Durst — who said it was a “very, very, very big mistake” for him to expect that the series would be favorable to him — told jurors he subscribed to HBO so he could watch the series and became convinced by the fifth segment that he was going to be arrested and decided to travel from Houston to New Orleans to go into hiding. He said he took a gun because he was going to shoot himself.
He said he subsequently opted to speak with the prosecutor and two Los Angeles police detectives after his arrest in New Orleans because the jail there was “filthy” and he wanted a plea bargain so he would be moved out of Louisiana and to California, which he said is “known for treating its inmates like human beings.”
“Did you mean a plea bargain to the murder of Susan Berman?” DeGuerin asked his client.
“If I’d been offered the right deal, I would have confessed to murdering Susan Berman, to murdering (his first wife) Kathie Durst, to murdering John Lennon, to murdering Jack Kennedy, to murdering Morris Black and to murdering anybody else’s name I could think of,” Durst responded.
“Even if you weren’t guilty of killing Susan Berman or the disappearance of Kathie or the killing of Morris Black or John Lennon or John F. Kennedy or whoever else you would have pled guilty to?” DeGuerin asked.
“Yes,” Durst responded just minutes before the prosecutor began what is expected to be a lengthy cross-examination. He said he had been diagnosed in 2014 by two medical clinics as having a life expectancy of less than five years.
When asked by the prosecutor if that was still Durst’s position about a plea bargain, the defendant responded, “No. What I want today is to be acquitted.”

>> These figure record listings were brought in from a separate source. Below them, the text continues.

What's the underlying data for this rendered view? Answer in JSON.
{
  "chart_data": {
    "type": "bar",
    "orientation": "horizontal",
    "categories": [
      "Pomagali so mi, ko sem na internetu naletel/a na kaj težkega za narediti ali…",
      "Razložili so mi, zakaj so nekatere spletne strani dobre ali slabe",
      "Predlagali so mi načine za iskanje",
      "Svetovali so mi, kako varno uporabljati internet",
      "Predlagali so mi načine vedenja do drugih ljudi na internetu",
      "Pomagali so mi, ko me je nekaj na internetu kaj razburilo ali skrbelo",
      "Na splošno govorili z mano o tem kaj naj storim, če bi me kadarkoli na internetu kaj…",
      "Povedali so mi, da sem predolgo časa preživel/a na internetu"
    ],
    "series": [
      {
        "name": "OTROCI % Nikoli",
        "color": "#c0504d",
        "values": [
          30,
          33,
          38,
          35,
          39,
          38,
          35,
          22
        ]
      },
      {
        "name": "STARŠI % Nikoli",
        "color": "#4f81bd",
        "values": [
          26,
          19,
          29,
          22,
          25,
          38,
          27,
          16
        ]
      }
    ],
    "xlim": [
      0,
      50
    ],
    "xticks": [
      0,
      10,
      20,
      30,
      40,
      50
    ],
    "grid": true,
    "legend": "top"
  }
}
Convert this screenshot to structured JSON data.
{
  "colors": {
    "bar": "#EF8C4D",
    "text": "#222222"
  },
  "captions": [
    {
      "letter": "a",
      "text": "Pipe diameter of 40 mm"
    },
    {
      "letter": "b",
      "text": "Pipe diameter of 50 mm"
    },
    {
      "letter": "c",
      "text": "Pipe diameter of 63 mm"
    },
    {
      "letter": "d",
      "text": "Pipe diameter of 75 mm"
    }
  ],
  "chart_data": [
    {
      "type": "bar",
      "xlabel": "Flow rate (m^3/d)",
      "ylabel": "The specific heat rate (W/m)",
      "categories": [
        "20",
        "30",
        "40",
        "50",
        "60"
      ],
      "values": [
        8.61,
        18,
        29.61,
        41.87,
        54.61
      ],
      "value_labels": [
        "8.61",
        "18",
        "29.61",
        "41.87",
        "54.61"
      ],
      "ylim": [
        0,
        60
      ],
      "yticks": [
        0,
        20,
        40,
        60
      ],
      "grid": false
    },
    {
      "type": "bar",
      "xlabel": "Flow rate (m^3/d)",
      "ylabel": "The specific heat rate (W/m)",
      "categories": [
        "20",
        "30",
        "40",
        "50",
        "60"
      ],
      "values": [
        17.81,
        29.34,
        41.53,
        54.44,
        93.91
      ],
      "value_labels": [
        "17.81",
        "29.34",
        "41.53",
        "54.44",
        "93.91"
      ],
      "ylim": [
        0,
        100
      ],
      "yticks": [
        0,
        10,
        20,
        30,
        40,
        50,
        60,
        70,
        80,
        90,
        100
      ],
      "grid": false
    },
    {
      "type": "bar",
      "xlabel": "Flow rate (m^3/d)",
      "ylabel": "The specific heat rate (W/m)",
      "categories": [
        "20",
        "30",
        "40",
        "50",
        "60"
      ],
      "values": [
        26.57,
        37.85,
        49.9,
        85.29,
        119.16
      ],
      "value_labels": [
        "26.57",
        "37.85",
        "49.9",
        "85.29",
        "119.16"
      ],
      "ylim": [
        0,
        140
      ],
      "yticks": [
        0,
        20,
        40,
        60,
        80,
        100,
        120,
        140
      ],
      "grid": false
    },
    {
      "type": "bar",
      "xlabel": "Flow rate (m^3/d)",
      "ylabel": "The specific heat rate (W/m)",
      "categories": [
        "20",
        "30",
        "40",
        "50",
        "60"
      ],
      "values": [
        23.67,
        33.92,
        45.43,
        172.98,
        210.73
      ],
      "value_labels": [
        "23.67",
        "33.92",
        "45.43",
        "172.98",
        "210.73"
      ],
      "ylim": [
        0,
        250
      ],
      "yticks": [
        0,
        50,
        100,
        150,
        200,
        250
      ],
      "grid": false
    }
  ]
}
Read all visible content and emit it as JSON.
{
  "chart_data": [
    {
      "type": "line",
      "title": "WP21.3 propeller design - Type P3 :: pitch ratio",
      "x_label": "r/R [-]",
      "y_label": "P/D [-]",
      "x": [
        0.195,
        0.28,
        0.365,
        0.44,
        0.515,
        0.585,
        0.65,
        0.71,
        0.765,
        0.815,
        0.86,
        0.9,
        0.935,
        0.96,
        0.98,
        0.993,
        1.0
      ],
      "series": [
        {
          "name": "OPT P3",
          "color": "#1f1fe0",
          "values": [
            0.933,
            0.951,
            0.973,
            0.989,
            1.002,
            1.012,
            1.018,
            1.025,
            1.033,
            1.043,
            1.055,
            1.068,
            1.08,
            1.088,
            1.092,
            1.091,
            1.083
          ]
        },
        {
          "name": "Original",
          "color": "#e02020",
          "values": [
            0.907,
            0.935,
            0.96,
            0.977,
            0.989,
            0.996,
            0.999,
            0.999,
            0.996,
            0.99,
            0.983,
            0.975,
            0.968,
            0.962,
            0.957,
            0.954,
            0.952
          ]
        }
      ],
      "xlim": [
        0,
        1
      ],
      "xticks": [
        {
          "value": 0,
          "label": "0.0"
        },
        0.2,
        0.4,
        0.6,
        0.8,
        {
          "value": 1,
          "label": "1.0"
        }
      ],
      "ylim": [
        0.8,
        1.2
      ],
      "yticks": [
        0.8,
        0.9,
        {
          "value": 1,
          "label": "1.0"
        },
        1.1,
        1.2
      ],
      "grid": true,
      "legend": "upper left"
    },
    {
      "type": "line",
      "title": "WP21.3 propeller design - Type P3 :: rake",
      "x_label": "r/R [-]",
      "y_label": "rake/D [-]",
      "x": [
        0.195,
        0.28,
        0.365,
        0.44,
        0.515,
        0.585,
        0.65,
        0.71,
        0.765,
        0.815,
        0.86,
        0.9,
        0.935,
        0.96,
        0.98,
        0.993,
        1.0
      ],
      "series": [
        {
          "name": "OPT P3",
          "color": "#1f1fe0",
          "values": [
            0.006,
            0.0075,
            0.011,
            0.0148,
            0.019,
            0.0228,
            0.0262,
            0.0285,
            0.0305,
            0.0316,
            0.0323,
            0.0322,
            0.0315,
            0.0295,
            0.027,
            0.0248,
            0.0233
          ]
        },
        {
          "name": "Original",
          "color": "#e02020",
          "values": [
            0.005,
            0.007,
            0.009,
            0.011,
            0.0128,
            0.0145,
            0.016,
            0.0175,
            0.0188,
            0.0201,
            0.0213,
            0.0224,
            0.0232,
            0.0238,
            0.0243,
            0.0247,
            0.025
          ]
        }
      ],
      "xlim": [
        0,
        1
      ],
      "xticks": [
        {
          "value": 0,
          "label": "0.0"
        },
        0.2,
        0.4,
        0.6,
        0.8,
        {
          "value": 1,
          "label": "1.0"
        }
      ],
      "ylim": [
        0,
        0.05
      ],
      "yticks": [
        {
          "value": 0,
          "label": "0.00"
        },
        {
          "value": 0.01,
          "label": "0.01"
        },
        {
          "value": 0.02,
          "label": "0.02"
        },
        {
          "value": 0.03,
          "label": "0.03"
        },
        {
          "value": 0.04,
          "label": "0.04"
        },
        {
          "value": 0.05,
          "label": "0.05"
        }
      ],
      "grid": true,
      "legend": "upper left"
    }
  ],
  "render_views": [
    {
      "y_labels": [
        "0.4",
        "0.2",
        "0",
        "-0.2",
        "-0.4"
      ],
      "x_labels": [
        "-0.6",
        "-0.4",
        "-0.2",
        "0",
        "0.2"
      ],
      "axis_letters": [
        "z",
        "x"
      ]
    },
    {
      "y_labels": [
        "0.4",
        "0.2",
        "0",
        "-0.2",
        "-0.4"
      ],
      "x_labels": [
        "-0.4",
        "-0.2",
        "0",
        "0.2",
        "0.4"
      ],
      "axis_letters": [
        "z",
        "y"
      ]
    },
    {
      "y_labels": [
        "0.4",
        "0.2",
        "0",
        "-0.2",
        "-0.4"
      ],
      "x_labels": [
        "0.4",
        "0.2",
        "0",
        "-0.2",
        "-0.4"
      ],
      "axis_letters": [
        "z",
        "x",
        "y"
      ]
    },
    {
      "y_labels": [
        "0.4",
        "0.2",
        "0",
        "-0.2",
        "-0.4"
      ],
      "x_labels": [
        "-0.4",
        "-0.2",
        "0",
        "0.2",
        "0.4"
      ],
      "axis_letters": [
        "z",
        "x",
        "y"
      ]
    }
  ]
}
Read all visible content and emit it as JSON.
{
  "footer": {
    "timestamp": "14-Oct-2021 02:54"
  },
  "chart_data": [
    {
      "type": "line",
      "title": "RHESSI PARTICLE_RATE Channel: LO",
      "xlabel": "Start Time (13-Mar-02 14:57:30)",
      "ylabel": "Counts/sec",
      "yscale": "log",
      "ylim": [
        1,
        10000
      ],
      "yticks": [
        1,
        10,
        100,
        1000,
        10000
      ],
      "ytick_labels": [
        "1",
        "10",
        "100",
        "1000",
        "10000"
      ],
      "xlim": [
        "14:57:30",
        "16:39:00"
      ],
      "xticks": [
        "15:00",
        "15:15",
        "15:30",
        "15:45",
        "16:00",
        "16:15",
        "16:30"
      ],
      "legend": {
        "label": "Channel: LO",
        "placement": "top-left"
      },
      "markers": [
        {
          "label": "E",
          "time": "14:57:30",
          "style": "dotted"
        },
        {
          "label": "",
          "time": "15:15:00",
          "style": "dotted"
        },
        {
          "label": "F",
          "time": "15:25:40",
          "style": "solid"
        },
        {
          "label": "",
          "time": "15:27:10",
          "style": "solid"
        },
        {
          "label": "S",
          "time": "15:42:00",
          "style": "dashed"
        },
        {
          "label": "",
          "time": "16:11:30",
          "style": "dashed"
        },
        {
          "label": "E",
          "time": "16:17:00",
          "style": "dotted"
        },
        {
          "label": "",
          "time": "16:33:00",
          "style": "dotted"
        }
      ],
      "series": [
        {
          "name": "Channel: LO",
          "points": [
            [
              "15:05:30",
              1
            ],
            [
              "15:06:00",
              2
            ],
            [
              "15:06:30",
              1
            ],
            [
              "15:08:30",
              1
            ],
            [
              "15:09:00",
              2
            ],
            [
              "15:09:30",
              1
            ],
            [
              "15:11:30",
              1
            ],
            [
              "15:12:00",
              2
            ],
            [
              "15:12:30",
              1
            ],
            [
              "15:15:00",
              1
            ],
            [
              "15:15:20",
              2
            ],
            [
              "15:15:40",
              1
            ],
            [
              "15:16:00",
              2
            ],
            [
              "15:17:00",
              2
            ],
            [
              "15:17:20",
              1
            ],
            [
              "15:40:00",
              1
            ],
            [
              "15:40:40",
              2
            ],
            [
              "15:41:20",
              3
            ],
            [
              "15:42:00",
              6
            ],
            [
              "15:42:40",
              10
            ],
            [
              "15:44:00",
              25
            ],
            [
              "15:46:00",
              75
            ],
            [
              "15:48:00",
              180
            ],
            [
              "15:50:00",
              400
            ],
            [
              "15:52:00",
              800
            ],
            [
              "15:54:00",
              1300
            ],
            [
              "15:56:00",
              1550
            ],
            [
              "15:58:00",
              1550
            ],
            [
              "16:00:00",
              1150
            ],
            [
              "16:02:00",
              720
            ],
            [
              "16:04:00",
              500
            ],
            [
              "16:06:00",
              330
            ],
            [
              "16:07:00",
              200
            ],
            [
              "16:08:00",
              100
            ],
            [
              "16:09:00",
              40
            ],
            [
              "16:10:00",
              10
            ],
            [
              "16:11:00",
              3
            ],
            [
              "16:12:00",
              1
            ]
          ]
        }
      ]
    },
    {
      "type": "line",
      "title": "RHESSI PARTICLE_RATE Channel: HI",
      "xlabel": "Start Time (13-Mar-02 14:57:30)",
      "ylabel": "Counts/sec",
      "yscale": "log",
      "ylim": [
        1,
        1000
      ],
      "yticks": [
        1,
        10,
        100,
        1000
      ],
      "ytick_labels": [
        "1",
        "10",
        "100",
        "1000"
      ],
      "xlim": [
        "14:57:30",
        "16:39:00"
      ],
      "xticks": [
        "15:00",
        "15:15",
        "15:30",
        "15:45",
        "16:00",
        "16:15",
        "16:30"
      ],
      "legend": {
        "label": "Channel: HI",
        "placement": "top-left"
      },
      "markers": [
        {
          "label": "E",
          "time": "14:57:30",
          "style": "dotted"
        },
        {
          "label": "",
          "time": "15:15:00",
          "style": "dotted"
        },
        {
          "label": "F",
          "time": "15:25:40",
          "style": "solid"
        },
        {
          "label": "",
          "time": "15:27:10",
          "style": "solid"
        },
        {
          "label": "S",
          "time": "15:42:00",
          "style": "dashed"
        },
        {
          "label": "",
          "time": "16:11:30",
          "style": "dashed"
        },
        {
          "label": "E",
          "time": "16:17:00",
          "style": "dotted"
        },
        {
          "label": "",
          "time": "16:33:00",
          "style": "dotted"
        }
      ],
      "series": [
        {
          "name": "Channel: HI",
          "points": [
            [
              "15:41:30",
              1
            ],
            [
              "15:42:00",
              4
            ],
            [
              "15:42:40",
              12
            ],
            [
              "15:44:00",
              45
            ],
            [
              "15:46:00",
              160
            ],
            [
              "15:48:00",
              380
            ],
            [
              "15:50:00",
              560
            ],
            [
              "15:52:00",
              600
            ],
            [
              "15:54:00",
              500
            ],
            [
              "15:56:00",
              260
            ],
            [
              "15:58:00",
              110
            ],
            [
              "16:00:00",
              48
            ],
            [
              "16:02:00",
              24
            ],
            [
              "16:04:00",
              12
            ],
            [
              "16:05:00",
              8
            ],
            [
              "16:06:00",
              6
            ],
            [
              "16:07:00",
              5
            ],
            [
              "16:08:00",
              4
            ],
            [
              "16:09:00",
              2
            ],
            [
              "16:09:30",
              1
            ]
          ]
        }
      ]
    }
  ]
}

In testimony Monday, Durst said he had decided he wanted to tell his story in the HBO series because he hated “being rejected everywhere” including by co-op and condominium boards following his acquittal on a charge that he murdered Black.
He told jurors that he was “scared” upon seeing Black with a gun, struggled with him for control of the weapon and “the gun went off.” He had also testified in his own defense in his trial in Texas, in which he was acquitted of Black’s murder.
Durst has been behind bars since March 14, 2015, when he was taken into custody in a New Orleans hotel room hours before the airing of the final episode of the HBO series.
Durst has been long estranged from his real estate-rich family, which is known for ownership of a series of New York City skyscrapers — including an investment in the World Trade Center.
Durst split with the family when his younger brother was placed in charge of the family business, leading to a drawn-out legal battle, and ultimately reached a settlement under which the family reportedly paid him $60 million to $65 million.